Overall, this movie is delightful and quite interesting.  This film has a refreshing portrayal of women.  The courtroom scene- when hysteria is debunked as a racket and women’s sexual satisfaction is argued as healthy- is empowering.  If you like history, go see it.  If you enjoy rom coms, go see it.  If you are a women’s rights advocate, go see it.  Heck, even if you have a rather conservative view of sex or female sexuality, go see it; you might find you enjoy it.

http://www.sonyclassics.com/hysteria/#

Suggested Readings:

* Barker-Benfield, G J. The Horrors of the Half-Known Life: Male Attitudes Toward Women and Sexuality in Nineteenth-Century America. New York: Harper & Row, 1976.

* Horowitz, Helen L. Rereading Sex: Battles Over Sexual Knowledge and Suppression in Nineteenth-Century America. New York: Knopf, 2002.

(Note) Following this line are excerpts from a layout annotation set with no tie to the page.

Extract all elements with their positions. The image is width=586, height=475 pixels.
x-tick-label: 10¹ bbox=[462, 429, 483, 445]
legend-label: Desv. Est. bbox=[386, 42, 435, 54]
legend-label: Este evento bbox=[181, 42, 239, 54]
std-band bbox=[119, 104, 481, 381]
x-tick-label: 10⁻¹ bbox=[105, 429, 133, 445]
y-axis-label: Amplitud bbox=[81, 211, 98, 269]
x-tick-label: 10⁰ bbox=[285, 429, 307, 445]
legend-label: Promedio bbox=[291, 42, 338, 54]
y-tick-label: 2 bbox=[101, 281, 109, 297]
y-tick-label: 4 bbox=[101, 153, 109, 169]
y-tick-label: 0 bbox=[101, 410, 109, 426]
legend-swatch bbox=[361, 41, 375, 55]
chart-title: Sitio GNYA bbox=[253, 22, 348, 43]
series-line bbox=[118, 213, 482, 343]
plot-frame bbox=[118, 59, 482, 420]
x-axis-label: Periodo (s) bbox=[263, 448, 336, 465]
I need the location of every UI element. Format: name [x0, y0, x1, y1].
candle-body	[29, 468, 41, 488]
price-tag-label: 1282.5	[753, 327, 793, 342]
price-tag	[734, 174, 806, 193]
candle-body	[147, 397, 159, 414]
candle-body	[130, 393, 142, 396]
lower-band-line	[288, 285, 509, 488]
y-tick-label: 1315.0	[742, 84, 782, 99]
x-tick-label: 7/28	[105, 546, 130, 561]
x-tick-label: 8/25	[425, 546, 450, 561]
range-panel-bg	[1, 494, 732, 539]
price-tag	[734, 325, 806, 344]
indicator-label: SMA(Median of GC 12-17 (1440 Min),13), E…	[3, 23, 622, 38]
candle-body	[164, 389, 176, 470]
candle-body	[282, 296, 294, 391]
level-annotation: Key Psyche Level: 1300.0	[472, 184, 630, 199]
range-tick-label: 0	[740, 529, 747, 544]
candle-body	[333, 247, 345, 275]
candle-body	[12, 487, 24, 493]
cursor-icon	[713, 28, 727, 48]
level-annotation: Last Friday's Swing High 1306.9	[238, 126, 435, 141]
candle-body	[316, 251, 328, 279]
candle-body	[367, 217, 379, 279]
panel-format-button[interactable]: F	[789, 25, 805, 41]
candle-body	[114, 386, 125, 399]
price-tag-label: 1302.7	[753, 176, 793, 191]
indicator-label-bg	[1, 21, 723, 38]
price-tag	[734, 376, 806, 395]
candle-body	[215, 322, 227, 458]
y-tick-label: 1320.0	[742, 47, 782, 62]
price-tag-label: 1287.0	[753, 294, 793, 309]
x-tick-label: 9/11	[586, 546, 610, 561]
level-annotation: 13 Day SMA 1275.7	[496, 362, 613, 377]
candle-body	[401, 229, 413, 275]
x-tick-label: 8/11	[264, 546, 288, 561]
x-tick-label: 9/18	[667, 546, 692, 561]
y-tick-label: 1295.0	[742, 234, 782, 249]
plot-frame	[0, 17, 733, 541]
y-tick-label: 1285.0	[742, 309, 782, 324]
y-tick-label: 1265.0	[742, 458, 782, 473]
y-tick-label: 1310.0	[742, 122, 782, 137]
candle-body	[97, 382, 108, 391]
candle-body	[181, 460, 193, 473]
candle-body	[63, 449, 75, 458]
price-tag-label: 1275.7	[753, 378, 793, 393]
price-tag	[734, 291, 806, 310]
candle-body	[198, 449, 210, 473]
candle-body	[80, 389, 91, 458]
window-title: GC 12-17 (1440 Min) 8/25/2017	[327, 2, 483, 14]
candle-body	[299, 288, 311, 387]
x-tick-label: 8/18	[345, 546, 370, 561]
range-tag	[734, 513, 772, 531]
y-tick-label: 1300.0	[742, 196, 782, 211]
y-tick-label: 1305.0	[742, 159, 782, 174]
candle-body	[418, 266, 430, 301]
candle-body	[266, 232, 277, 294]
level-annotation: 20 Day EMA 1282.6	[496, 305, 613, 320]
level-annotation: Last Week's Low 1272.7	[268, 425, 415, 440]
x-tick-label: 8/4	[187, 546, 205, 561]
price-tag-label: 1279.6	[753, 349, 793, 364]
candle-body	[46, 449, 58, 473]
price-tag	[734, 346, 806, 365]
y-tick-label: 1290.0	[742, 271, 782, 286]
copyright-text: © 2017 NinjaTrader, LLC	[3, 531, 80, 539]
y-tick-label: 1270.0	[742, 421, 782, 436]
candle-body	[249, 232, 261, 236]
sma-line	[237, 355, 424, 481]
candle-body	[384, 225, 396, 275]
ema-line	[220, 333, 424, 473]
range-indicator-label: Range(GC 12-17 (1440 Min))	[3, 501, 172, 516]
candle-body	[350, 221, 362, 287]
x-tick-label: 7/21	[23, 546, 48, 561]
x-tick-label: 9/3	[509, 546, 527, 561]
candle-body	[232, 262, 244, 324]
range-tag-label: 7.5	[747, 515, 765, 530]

* Maines, Rachel. The Technology of Orgasm: “Hysteria,” the Vibrator, and Women’s Sexual Satisfaction. Baltimore, Md: Johns Hopkins University Press, 1998.

4 Comments Post a comment
  1. Cassandra #

    Readers should be aware of the excellent site about Victorian sex factoids, created by Dr Lesley Hall – http://www.lesleyahall.net/factoids.htm#hysteria

    The vibrator myth is just one that is definitively debunked here.

    July 16, 2012
    • Ashley Baggett #

      Hi Cassandra,

      The movie does suggest that vibrators revolutionized the medical field in gynecology, which, as you suggest, is incorrect. Thank you for bringing attention to that! But, I wouldn’t say that the vibrator is a “myth” that is “definitively debunked.” The advertisements for vibrators were fairly plentiful before 1930, and medical literature at the turn of the 20th century did discuss its usage (not as much as the rest cure but still). The vibrator for female reproductive disorders, then, cannot be considered a myth. Also, Maines herself as well as many historians in that field recognize that the vibrator as used for “hysteria” or other female maladies was limited generally to white, urban, middle to upper class women. Absolutely, the physician’s use of the vibrator wasn’t employed large scale, but, it was in fact used.